Затем он улегся снова на свою лавку.
На цыпочках прокрался Савелий в светлицу и стал выманивать шепотом холопов идти спать в клеть, но они улеглись у порога. Тогда он указал Сидоровне на печь, задул светец, перекрестил издали своих постояльцев и, взобравшись на полати, еще долго прислушивался в окружавшую его тишину, прерываемую лишь храпом спящих, да бессвязным бредом Назария о свободе.
XIX
На пути к Москве
Было раннее утро 29 августа 1477 года.
Из сумрачного леса на большую тверскую дорогу медленно выезжали четыре вершника,31 в которых нетрудно было узнать путников, ночевавших в лесном тереме.
Назарий сидел пасмурно, так низко поникнув головой, что залом его шапки, висевшей наперед, нередко касался гривы бодро выступавшего коня. Захарий же сгорбился и посвистывал, переваливаясь то в ту, то в другую сторону, мотая ногами и сидя, как туго набитый мешок, на маленькой лошаденке, неохотно трусившей под ним. Холопы ехали сзади и с глупым любопытством осматривали окрестности, видимо, для них совершенно незнакомые.

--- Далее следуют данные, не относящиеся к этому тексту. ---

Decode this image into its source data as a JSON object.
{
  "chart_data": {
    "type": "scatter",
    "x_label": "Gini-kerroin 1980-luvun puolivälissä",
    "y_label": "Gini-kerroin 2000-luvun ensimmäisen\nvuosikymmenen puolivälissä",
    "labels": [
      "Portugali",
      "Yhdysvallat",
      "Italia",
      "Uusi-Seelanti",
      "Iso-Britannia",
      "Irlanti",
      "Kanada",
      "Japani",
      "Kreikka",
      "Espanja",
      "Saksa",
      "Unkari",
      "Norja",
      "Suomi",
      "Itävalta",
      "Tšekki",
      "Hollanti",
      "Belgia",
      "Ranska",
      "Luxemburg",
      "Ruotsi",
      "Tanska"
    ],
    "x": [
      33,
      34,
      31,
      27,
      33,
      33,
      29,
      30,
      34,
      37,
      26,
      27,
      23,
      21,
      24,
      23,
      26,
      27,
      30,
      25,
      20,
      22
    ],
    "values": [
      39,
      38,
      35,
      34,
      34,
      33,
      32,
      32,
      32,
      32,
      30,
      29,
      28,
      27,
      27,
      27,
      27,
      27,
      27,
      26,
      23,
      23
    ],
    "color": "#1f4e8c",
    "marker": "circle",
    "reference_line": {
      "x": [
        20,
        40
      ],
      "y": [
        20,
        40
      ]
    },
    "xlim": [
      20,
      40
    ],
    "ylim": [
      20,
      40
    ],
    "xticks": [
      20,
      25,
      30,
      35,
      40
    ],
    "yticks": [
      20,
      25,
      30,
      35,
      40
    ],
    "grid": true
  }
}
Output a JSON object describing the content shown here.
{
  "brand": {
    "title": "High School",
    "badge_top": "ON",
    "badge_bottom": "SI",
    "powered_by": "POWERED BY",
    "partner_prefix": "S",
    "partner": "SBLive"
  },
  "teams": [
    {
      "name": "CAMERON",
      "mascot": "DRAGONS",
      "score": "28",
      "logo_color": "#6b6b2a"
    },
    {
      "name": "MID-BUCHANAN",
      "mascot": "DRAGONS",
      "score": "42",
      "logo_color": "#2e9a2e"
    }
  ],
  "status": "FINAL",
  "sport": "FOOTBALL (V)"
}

— Вот и часовня! Должно быть отсюда московский рубеж начинается! — сказал Захарий.
Товарищ его поднял голову, как бы пробужденный, поспешно скинул шапку, перекрестился и снова погрузился в свои думы.
— Что ты, ошалел, земляк, али от Москвы-то тебя огнем обдает? Вымолви словечко, оправь шапку, будь молодцом! Смотри, какое утро, солнышко играет так ярко и весело…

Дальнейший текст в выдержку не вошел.